The novel, by Adania Shibli, is titled “Minor Detail” in English and tells the true story of the 1949 rape and murder of a Palestinian Bedouin girl by Israeli soldiers, according to its German publisher, Berenberg Verlag.
A German-language version translated from the original Arabic was published in 2022, and a previous English translation was nominated for a National Book Award in 2020 and the International Booker Prize in 2021.
The ceremony was intended to celebrate the novel for winning the 2023 LiBeraturpreis, a German literature prize awarded annually to an author from Africa, Asia, Latin America or the Arab world and presented at the Frankfurt Book Fair, one of the global publishing industry’s largest gatherings.
The controversy in Germany surrounding the novel began this summer when Ulrich Noller, a journalist on the Litprom jury, resigned over the decision to give the literature prize to Ms. Shibli’s novel. A literary critic with Die Tageszeitung, a left-leaning German newspaper, reignited the debate this week, accusing the book of portraying “the State of Israel as a murder machine,” though other German critics have praised the novel.’

(…)

‘Juergen Boos, the Frankfurt Book Fair’s director, said in a statement that the organization strongly condemned “Hamas’s barbaric terror against Israel,” adding, “Our thoughts are with the victims, their relatives and all the people suffering from this war.” Politics have sometimes loomed large over the Frankfurt Book Fair, which became a stage for European leaders to campaign against rising far-right parties in 2017, and faced a boycott from Iran in 2015, when Salman Rushdie attended the event. (Mr. Rushdie is set to return to the fair this year.)
In the statement, Mr. Boos said that organizers had “spontaneously decided to create additional stage moments for Israeli voices” at the fair.’

Read the article here.

This is an unfortunate decision.

I interviewed Adania Shibli this spring in Amsterdam. You can see the interview here.

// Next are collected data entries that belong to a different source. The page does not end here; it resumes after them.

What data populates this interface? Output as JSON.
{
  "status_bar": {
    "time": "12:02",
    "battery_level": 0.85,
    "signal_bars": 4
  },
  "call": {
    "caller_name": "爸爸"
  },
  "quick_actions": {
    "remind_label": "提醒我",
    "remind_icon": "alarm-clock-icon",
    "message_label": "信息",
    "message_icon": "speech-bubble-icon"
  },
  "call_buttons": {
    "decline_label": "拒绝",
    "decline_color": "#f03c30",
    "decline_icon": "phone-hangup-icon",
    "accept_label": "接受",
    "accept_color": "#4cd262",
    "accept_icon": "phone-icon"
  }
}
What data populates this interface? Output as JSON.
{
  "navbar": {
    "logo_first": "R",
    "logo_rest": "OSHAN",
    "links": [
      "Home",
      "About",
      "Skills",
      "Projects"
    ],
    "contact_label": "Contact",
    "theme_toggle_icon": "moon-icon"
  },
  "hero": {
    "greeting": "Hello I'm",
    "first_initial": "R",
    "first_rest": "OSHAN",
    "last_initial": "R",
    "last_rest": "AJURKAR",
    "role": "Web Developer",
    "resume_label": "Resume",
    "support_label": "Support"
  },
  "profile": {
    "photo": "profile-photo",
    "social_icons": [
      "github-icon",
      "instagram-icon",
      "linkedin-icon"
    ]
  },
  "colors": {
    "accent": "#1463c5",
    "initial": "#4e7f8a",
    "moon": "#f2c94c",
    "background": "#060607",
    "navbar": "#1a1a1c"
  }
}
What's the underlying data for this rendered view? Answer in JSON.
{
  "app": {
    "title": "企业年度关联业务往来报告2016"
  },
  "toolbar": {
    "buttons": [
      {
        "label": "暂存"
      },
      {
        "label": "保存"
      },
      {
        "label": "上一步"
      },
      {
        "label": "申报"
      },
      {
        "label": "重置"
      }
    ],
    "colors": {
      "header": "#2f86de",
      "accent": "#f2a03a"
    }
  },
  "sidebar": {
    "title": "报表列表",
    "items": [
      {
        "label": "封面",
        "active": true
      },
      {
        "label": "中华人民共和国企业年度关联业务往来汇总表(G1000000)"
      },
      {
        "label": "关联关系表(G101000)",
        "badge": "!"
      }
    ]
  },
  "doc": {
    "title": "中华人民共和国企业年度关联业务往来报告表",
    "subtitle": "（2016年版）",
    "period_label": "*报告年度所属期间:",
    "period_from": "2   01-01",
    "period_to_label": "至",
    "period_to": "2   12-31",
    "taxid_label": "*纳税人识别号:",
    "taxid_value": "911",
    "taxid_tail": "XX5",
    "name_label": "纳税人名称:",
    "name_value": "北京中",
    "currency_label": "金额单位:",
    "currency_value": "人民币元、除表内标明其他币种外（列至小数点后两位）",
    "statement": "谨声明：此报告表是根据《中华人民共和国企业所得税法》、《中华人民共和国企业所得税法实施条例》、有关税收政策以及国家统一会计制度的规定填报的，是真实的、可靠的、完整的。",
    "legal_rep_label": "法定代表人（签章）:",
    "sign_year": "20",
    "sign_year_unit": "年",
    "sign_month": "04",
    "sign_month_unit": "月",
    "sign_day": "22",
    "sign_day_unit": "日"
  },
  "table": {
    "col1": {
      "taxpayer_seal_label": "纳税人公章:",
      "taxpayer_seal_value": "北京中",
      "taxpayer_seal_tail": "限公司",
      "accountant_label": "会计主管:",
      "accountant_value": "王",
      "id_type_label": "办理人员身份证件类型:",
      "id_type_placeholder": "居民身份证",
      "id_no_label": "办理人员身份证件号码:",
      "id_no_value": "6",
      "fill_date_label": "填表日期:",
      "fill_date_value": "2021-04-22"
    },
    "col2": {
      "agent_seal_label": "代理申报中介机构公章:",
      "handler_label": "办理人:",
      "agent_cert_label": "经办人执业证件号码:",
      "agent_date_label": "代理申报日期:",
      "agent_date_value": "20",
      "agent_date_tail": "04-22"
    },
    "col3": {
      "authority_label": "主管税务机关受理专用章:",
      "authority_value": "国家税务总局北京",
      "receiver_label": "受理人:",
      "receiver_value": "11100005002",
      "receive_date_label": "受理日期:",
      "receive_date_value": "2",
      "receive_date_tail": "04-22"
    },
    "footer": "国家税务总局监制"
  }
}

Het novel is indebted to Coetzee’s ‘Waiting for the barbarians,’ she openly acknowledges this.

You can easily see criticism of Israel through the novel, but her book is a novel, and every book that deserves that name is by nature ambiguous.

The decision is not helpful to Israel, not helpful to Jews living outside Israel, not helpful to Adania Shibli neither to Palestinians.

I read the novel differently than some people in Germany did, but that’s not important. Too much sensitivity is almost never helpful, the reader, the student, the citizen can handle more than some people think.

Perhaps this is all meant to create some publicity for the prize and its winner. Perhaps.